OK, thanks, I understand now what is happening. I use gemini-cli for one specific task at a time and sometimes just one 5 to 10 minute session a day. If I use long work sessions then I will add my API key and pay.
Claude Code is totally different paradigm. You don't edit your files directly so there is no tab autocomplete. It's a chat session.
There are IDE integrations where you can run it in a terminal session while perusing the files through your IDE, but it's not powering any autocomplete there AFAIK.
Yes or running claude code in the cursor/vscode terminal and watching the files change and then reviewing in IDE. I often like to be able to see an entire file when reviewing a diff, rather than just the lines that changed. Plus it's nice to have go-to-definition when reviewing.
Yes, it shows you the file diff. But generally, the workflow is that you git commit a checkpoint, then let it make all the changes it wants freely, then in your IDE, review what has changed since previous commit, iterate the prompts/make your own adjustments to the code, and when you like it, git commit.
Depending on what I'm doing with it I have 3 modes:
Trivial/easy stuff - let it make a PR at the end and review in GitHub. It rarely gets this stuff wrong IME or does anything stupid.
Moderately complex stuff - let it code away, review/test it in my IDE and make any changes myself and tell claude what I've changed (and get it to do a quick review of my code)
Complex stuff - watch it like a hawk as it is thinking and interrupt it constantly asking questions/telling it what to do, then review in my IDE.
Apparently they are, which is crazy to me.
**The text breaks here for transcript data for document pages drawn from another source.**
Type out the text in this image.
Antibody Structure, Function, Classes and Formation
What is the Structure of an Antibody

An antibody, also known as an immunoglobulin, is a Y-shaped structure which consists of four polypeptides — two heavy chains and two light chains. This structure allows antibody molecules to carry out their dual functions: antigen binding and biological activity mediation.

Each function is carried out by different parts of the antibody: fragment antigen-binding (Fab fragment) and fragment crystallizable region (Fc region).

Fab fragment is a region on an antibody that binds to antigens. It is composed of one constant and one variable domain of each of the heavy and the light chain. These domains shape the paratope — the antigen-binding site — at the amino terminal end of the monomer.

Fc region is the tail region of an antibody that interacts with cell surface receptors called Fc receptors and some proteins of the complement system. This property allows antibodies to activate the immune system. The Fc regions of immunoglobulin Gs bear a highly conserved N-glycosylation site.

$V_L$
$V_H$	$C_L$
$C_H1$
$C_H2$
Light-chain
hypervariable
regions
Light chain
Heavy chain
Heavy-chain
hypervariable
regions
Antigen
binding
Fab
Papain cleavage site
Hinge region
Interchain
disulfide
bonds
Zed agent mode shows modified hunks and you can accept/reject them individually. I can't imagine doing it all through the CLI, it seems extremely primitive.
As far as I can tell, terminal agents are inferior to hosted agents in sandboxed/imaged environments when it comes to concurrent execution and far inferior to assisted ide in terms of UX so what exactly is the point?. The "UI niceties" is the whole point of using cursor and somehow, everyone else sucks at it.
Done. Now you have a SOTA agentic AI with pretty forgiving usage limits up and running immediately. This is why it's capturing developer mindshare. The simplicity of getting up and going with it is a selling point.
Plus it’s straightforward to make Claude Code run agents in parallel/background just like Codex and Cursor, in local sandboxes: https://github.com/dagger/container-use
You’re missing the point tho. The point of the cli agent is that it’s a building block to put this thing everywhere. Look at CCs GitHub plugin, it’s great
CC on github just looks like Codex. I see your point, but it seems like all the big players basically have a CLI agent and most of them think that its just an implementation detail so they dont expose it.
Let's review the current state of things:
- Terminal CLI agents are several orders of magnitude less $$$ to develop than forking an entire IDE.
- CC is dead simple to onboard (use whatever IDE you're using now, with a simple extension for some UX improvements).
- Anthropic is free to aggressively undercut their own API margins (and middlemen like Cursor) in exchange for more predictable subscription revenue + training data access.
What does Cursor/Windsurf offer over VS Code + CC?
- Tab completion model (Cursor's remaining moat)
- Some UI niceties like "add selection to chat", and etc.
Personally I think this is a harbinger of where things are going. Cursor was fastest to $900M ARR and IMO will be fastest back down again.